Спать с ним каждую ночь, забываться в объятиях, криках и шепоте, прижиматься к горячей спине, обхватив руками – и так до рассвета. С ним почти не страшно. Камиджо – беззлобный циник, всегда умеющий заставить меня не думать о своем глупом страхе, не концентрироваться на нем. Выкрикивая мне в лицо раз за разом обидное «Сучка!», он бьет меня по щекам, кусает за шею. Называет своей французской шлюхой. И никогда не бывает нежным. Это хорошо - от нежностей меня тошнит...
Не думаю о том, в какой именно момент свет гаснет. Не фиксирую – когда.
...Потом, когда все кончено, нам опять же не до нежностей. Расслабленный танец рук по усталому телу, вверх, до ключиц, и снова вниз – к бедрам... Это - не нежность.
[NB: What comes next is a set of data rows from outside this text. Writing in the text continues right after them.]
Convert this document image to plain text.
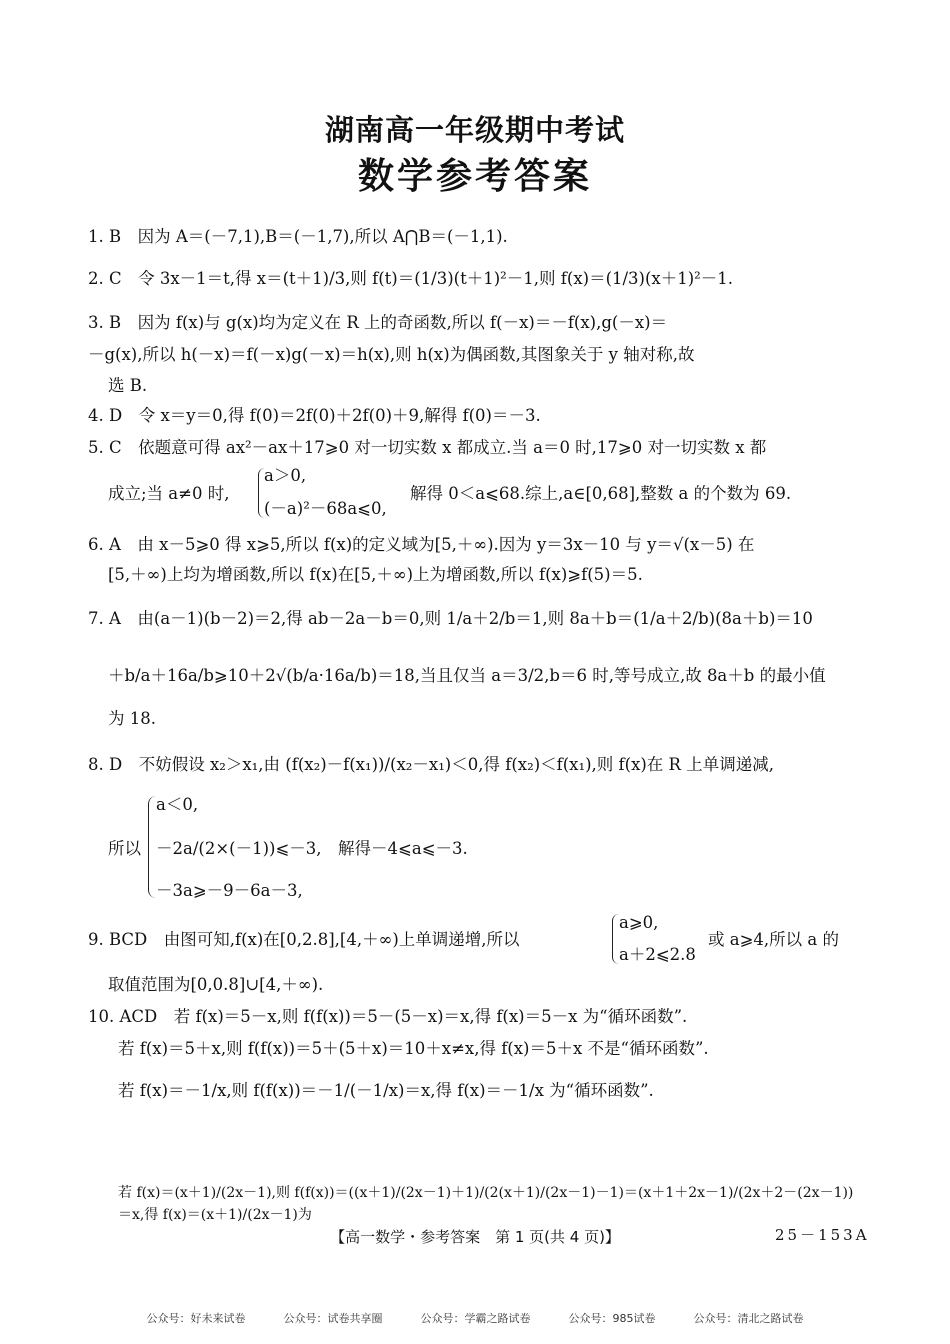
湖南高一年级期中考试
数学参考答案
1. B　因为 A＝(－7,1),B＝(－1,7),所以 A⋂B＝(－1,1).
2. C　令 3x－1＝t,得 x＝(t＋1)/3,则 f(t)＝(1/3)(t＋1)²－1,则 f(x)＝(1/3)(x＋1)²－1.
3. B　因为 f(x)与 g(x)均为定义在 R 上的奇函数,所以 f(－x)＝－f(x),g(－x)＝
－g(x),所以 h(－x)＝f(－x)g(－x)＝h(x),则 h(x)为偶函数,其图象关于 y 轴对称,故
选 B.
4. D　令 x＝y＝0,得 f(0)＝2f(0)＋2f(0)＋9,解得 f(0)＝－3.
5. C　依题意可得 ax²－ax＋17⩾0 对一切实数 x 都成立.当 a＝0 时,17⩾0 对一切实数 x 都
成立;当 a≠0 时,
a＞0,
(－a)²－68a⩽0,
解得 0＜a⩽68.综上,a∈[0,68],整数 a 的个数为 69.
6. A　由 x－5⩾0 得 x⩾5,所以 f(x)的定义域为[5,＋∞).因为 y＝3x－10 与 y＝√(x－5) 在
[5,＋∞)上均为增函数,所以 f(x)在[5,＋∞)上为增函数,所以 f(x)⩾f(5)＝5.
7. A　由(a－1)(b－2)＝2,得 ab－2a－b＝0,则 1/a＋2/b＝1,则 8a＋b＝(1/a＋2/b)(8a＋b)＝10
＋b/a＋16a/b⩾10＋2√(b/a·16a/b)＝18,当且仅当 a＝3/2,b＝6 时,等号成立,故 8a＋b 的最小值
为 18.
8. D　不妨假设 x₂＞x₁,由 (f(x₂)－f(x₁))/(x₂－x₁)＜0,得 f(x₂)＜f(x₁),则 f(x)在 R 上单调递减,
所以
a＜0,
－2a/(2×(－1))⩽－3,　解得－4⩽a⩽－3.
－3a⩾－9－6a－3,
9. BCD　由图可知,f(x)在[0,2.8],[4,＋∞)上单调递增,所以
a⩾0,
a＋2⩽2.8
或 a⩾4,所以 a 的
取值范围为[0,0.8]∪[4,＋∞).
10. ACD　若 f(x)＝5－x,则 f(f(x))＝5－(5－x)＝x,得 f(x)＝5－x 为“循环函数”.
若 f(x)＝5＋x,则 f(f(x))＝5＋(5＋x)＝10＋x≠x,得 f(x)＝5＋x 不是“循环函数”.
若 f(x)＝－1/x,则 f(f(x))＝－1/(－1/x)＝x,得 f(x)＝－1/x 为“循环函数”.
若 f(x)＝(x＋1)/(2x－1),则 f(f(x))＝((x＋1)/(2x－1)＋1)/(2(x＋1)/(2x－1)－1)＝(x＋1＋2x－1)/(2x＋2－(2x－1))＝x,得 f(x)＝(x＋1)/(2x－1)为
【高一数学・参考答案　第 1 页(共 4 页)】	25－153A
公众号：好未来试卷	公众号：试卷共享圈	公众号：学霸之路试卷	公众号：985试卷	公众号：清北之路试卷
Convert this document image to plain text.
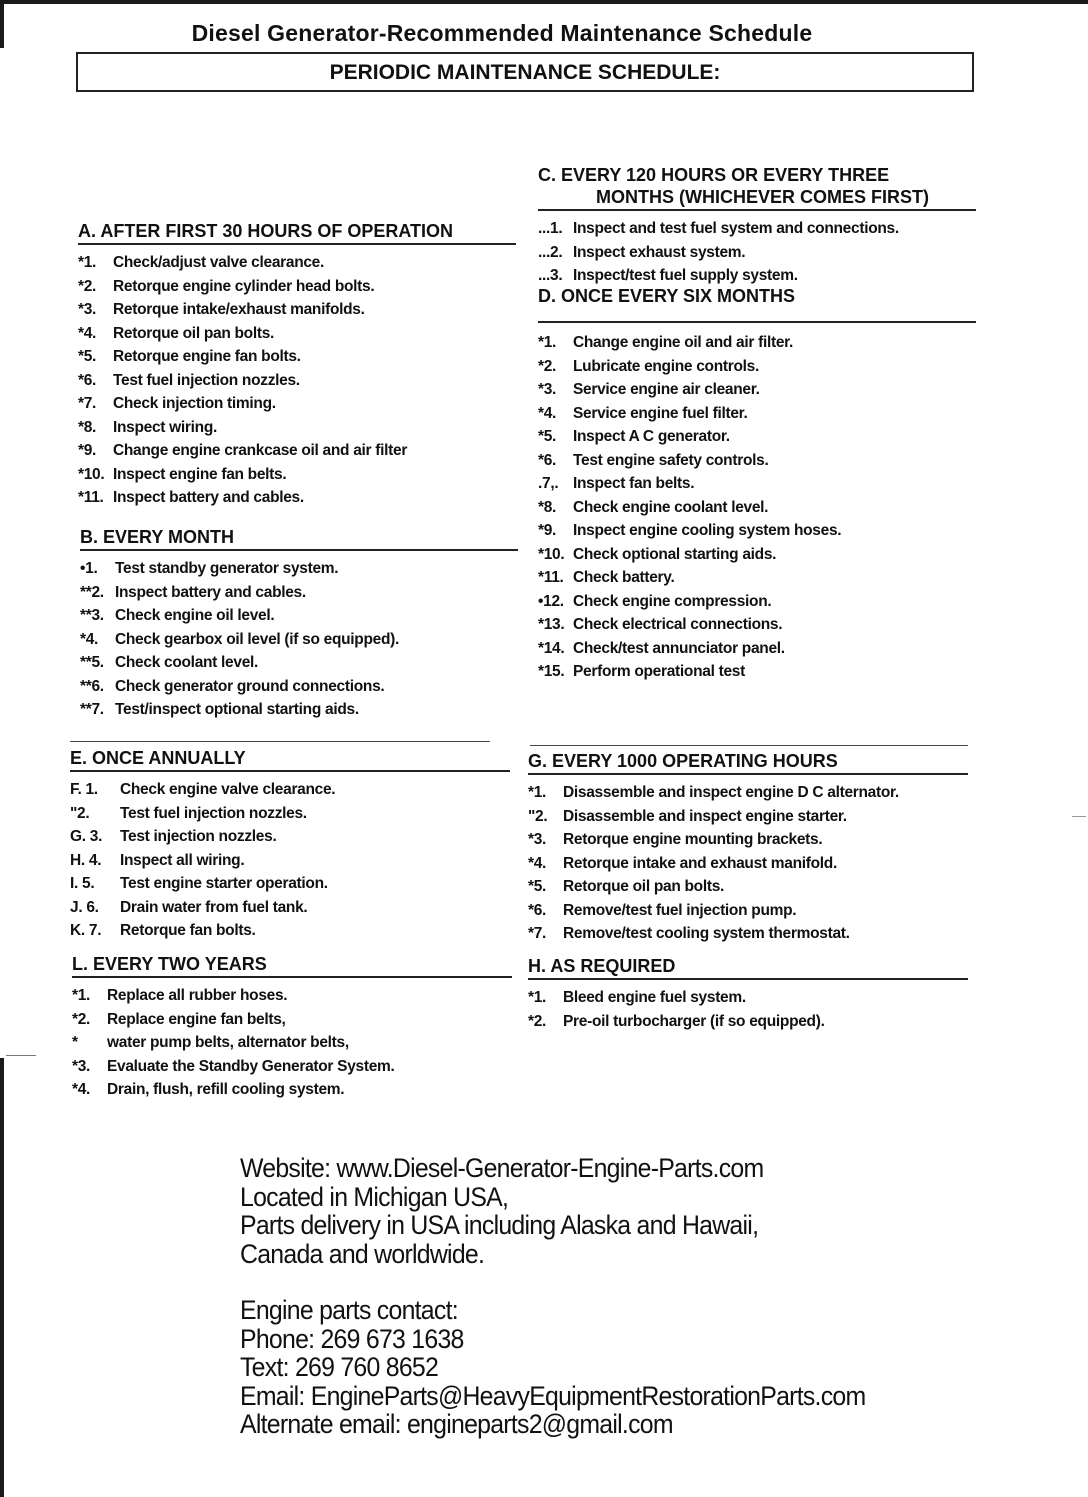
Diesel Generator-Recommended Maintenance Schedule
PERIODIC MAINTENANCE SCHEDULE:
A. AFTER FIRST 30 HOURS OF OPERATION
*1.	Check/adjust valve clearance.
*2.	Retorque engine cylinder head bolts.
*3.	Retorque intake/exhaust manifolds.
*4.	Retorque oil pan bolts.
*5.	Retorque engine fan bolts.
*6.	Test fuel injection nozzles.
*7.	Check injection timing.
*8.	Inspect wiring.
*9.	Change engine crankcase oil and air filter
*10. Inspect engine fan belts.
*11. Inspect battery and cables.
B. EVERY MONTH
•1.	Test standby generator system.
**2. Inspect battery and cables.
**3. Check engine oil level.
*4.	Check gearbox oil level (if so equipped).
**5. Check coolant level.
**6. Check generator ground connections.
**7. Test/inspect optional starting aids.
C. EVERY 120 HOURS OR EVERY THREE
MONTHS (WHICHEVER COMES FIRST)
...1. Inspect and test fuel system and connections.
...2. Inspect exhaust system.
...3. Inspect/test fuel supply system.
D. ONCE EVERY SIX MONTHS
*1.	Change engine oil and air filter.
*2.	Lubricate engine controls.
*3.	Service engine air cleaner.
*4.	Service engine fuel filter.
*5.	Inspect A C generator.
*6.	Test engine safety controls.
.7,. Inspect fan belts.
*8.	Check engine coolant level.
*9.	Inspect engine cooling system hoses.
*10. Check optional starting aids.
*11. Check battery.
•12. Check engine compression.
*13. Check electrical connections.
*14. Check/test annunciator panel.
*15. Perform operational test
E. ONCE ANNUALLY
F. 1.	Check engine valve clearance.
"2.	Test fuel injection nozzles.
G. 3.	Test injection nozzles.
H. 4.	Inspect all wiring.
I. 5.	Test engine starter operation.
J. 6.	Drain water from fuel tank.
K. 7.	Retorque fan bolts.
G. EVERY 1000 OPERATING HOURS
*1.	Disassemble and inspect engine D C alternator.
"2.	Disassemble and inspect engine starter.
*3.	Retorque engine mounting brackets.
*4.	Retorque intake and exhaust manifold.
*5.	Retorque oil pan bolts.
*6.	Remove/test fuel injection pump.
*7.	Remove/test cooling system thermostat.
L. EVERY TWO YEARS
*1.	Replace all rubber hoses.
*2.	Replace engine fan belts,
*	water pump belts, alternator belts,
*3.	Evaluate the Standby Generator System.
*4.	Drain, flush, refill cooling system.
H. AS REQUIRED
*1.	Bleed engine fuel system.
*2.	Pre-oil turbocharger (if so equipped).
Website: www.Diesel-Generator-Engine-Parts.com
Located in Michigan USA,
Parts delivery in USA including Alaska and Hawaii,
Canada and worldwide.
Engine parts contact:
Phone: 269 673 1638
Text: 269 760 8652
Email: EngineParts@HeavyEquipmentRestorationParts.com
Alternate email: engineparts2@gmail.com
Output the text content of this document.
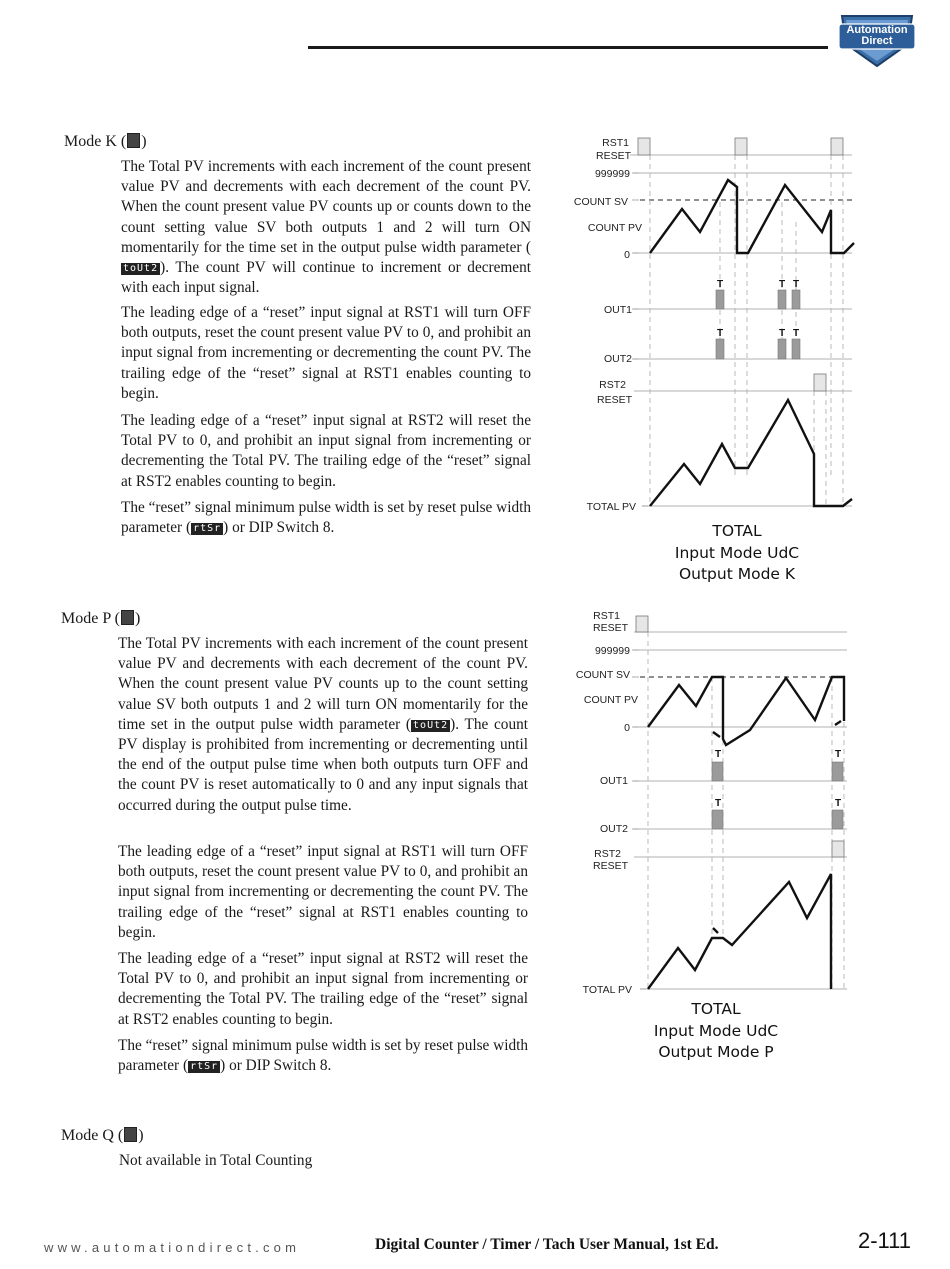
Automation Direct
Mode K ( )

The Total PV increments with each increment of the count present value PV and decrements with each decrement of the count PV. When the count present value PV counts up or counts down to the count setting value SV both outputs 1 and 2 will turn ON momentarily for the time set in the output pulse width parameter (toUt2 ). The count PV will continue to increment or decrement with each input signal.

The leading edge of a “reset” input signal at RST1 will turn OFF both outputs, reset the count present value PV to 0, and prohibit an input signal from incrementing or decrementing the count PV. The trailing edge of the “reset” signal at RST1 enables counting to begin.

The leading edge of a “reset” input signal at RST2 will reset the Total PV to 0, and prohibit an input signal from incrementing or decrementing the Total PV. The trailing edge of the “reset” signal at RST2 enables counting to begin.

The “reset” signal minimum pulse width is set by reset pulse width parameter ( rtSr ) or DIP Switch 8.

RST1
RESET
999999
COUNT SV
COUNT PV
0
OUT1
OUT2
RST2
RESET
TOTAL PV
T	T T
T	T T
TOTAL
Input Mode UdC
Output Mode K
Mode P ( )

The Total PV increments with each increment of the count present value PV and decrements with each decrement of the count PV. When the count present value PV counts up to the count setting value SV both outputs 1 and 2 will turn ON momentarily for the time set in the output pulse width parameter ( toUt2 ). The count PV display is prohibited from incrementing or decrementing until the end of the output pulse time when both outputs turn OFF and the count PV is reset automatically to 0 and any input signals that occurred during the output pulse time.

The leading edge of a “reset” input signal at RST1 will turn OFF both outputs, reset the count present value PV to 0, and prohibit an input signal from incrementing or decrementing the count PV. The trailing edge of the “reset” signal at RST1 enables counting to begin.

The leading edge of a “reset” input signal at RST2 will reset the Total PV to 0, and prohibit an input signal from incrementing or decrementing the Total PV. The trailing edge of the “reset” signal at RST2 enables counting to begin.

The “reset” signal minimum pulse width is set by reset pulse width parameter ( rtSr ) or DIP Switch 8.

RST1
RESET
999999
COUNT SV
COUNT PV
0
OUT1
OUT2
RST2
RESET
TOTAL PV
T	T
T	T
TOTAL
Input Mode UdC
Output Mode P
Mode Q ( )

Not available in Total Counting

www.automationdirect.com	Digital Counter / Timer / Tach User Manual, 1st Ed.	2-111
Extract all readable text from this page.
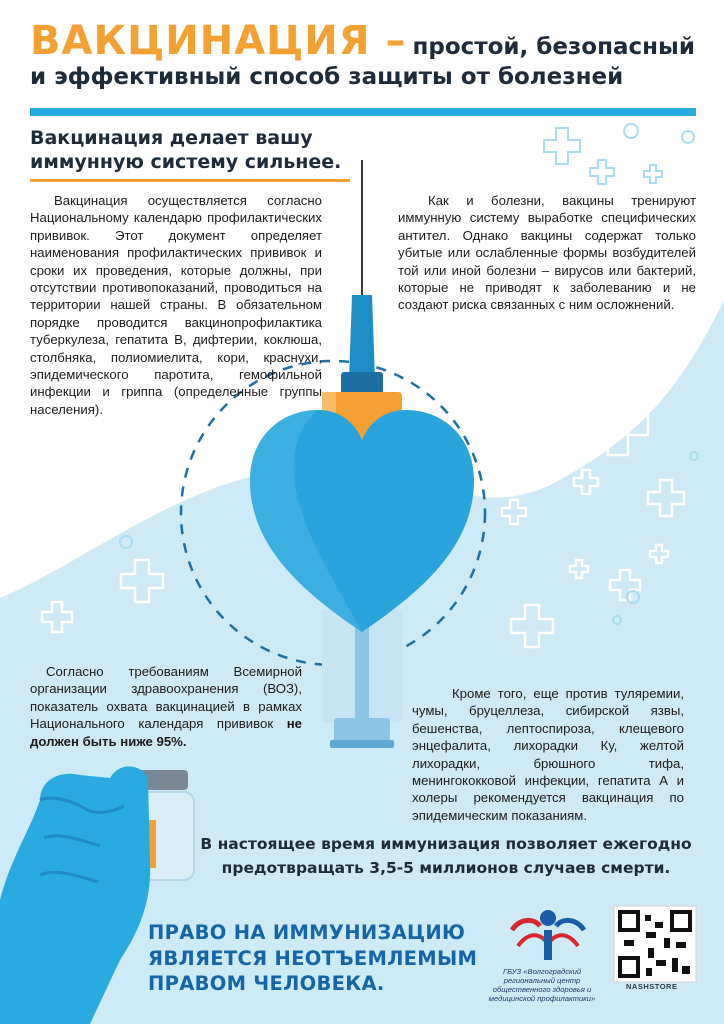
ВАКЦИНАЦИЯ – простой, безопасный
и эффективный способ защиты от болезней
Вакцинация делает вашу иммунную систему сильнее.
Вакцинация осуществляется согласно Национальному календарю профилактических прививок. Этот документ определяет наименования профилактических прививок и сроки их проведения, которые должны, при отсутствии противопоказаний, проводиться на территории нашей страны. В обязательном порядке проводится вакцинопрофилактика туберкулеза, гепатита В, дифтерии, коклюша, столбняка, полиомиелита, кори, краснухи, эпидемического паротита, гемофильной инфекции и гриппа (определенные группы населения).
Как и болезни, вакцины тренируют иммунную систему выработке специфических антител. Однако вакцины содержат только убитые или ослабленные формы возбудителей той или иной болезни – вирусов или бактерий, которые не приводят к заболеванию и не создают риска связанных с ним осложнений.
Согласно требованиям Всемирной организации здравоохранения (ВОЗ), показатель охвата вакцинацией в рамках Национального календаря прививок не должен быть ниже 95%.
Кроме того, еще против туляремии, чумы, бруцеллеза, сибирской язвы, бешенства, лептоспироза, клещевого энцефалита, лихорадки Ку, желтой лихорадки, брюшного тифа, менингококковой инфекции, гепатита А и холеры рекомендуется вакцинация по эпидемическим показаниям.
В настоящее время иммунизация позволяет ежегодно предотвращать 3,5-5 миллионов случаев смерти.
ПРАВО НА ИММУНИЗАЦИЮ ЯВЛЯЕТСЯ НЕОТЪЕМЛЕМЫМ ПРАВОМ ЧЕЛОВЕКА.
ГБУЗ «Волгоградский региональный центр общественного здоровья и медицинской профилактики»
NASHSTORE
Это ленивое, почти сибаритское послевкусие.


- Хизаки, почему у тебя в доме витает дух какого-то пуэрто-риканского борделя?
Удивленно поднимаюсь на локте.
- Чего?
- Квартира у тебя, говорю, смахивает на Дом веселых девиц!
- А у самого-то... Тоже мне, «логово вампира».
Камиджо смеется, закинув голову. До чего хорош сейчас, мерзавец.
И все начинается заново. Я снова забываюсь, не отмечаю миг выключения света. Почему-то Камиджо больше любит делать это в темноте, вернее – в свете луны, или других отблесков ночного холодного света. И тут уже снова не до нежности.
Не люблю, когда он зовет меня ласково по имени или обнимает просто так. Потому что слишком сильно напоминает мне это те самые мгновения, когда я внезапно просыпаюсь в темноте. Их было немного, всего несколько раз... Вот когда мне хочется нежности, как никогда. Вот тогда Камиджо мне нужен по-настоящему.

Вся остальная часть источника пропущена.